Thanks go out to a great number of people The Village of Versailles and Versailles Chamber of Commerce for their support. To the sponsors of the Bicentennial Celebrations: Pohl Transportation, Midmark, Weaver Eggs, Village of Versailles, Poultry Days, Park National Bank, Bruns Animal Clinic, Versailles Chamber of Commerce, BMI Karts, Direct Tooling Concepts, Versailles Savings & Loan, Harold J. Pohl Inc, Endless Pint and many more.

The committee extends appreciation to the Wietholter, Dabe and Bergman families for allowing the murals to be installed on their buildings and for their patience thru the numerous delays. To Ken DeMange for locating an artist and his creative contributions. To the Versailles Museum, the Subler, Poeppelman, Brown families and many others who contributed photos. The support from the Versailles Chamber of Commerce and Village of Versailles. And lastly, to Michele Schneible for the vision and Deb Pohl for her consistent passion and optimism.
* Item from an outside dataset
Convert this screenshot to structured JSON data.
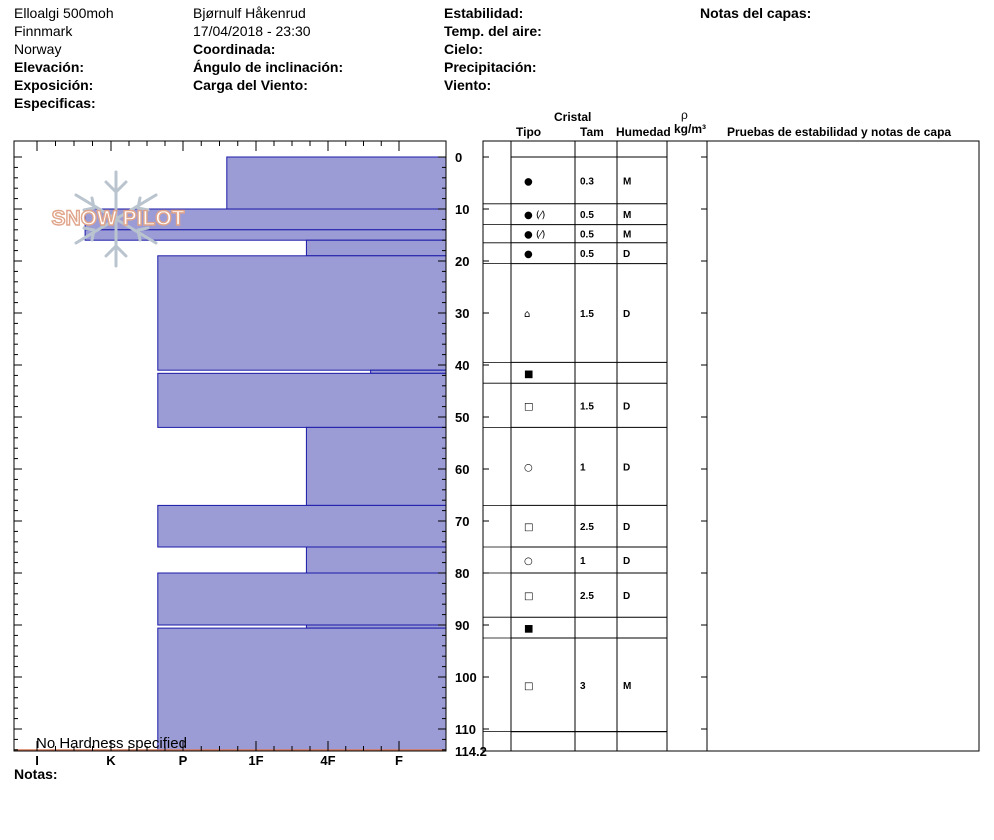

These murals represent the last project of the 2019 Bicentennial Committee. In a short 21 years we look forward to the citizens of Versailles gathering and celebrating in the spirt that has carried the village forward for 204 years. The phrase coined by bicentennial committee member Aaron Moran, “Despite, Fire and Flood” has been updated to “Despite Fire, Flood or Pandemic” as Versailles continues to move forward despite obstacles. The Mural Committee consisted of Deb Pohl, and Eric Stachler. The Bicentennial Committee consists of Kim Custenborder, Alex Luthman, Todd Dammeyer, Aaron Moran, HB Hole, Deb Pohl, and Eric Stachler. Their hope is that the murals greet visitors for years to come.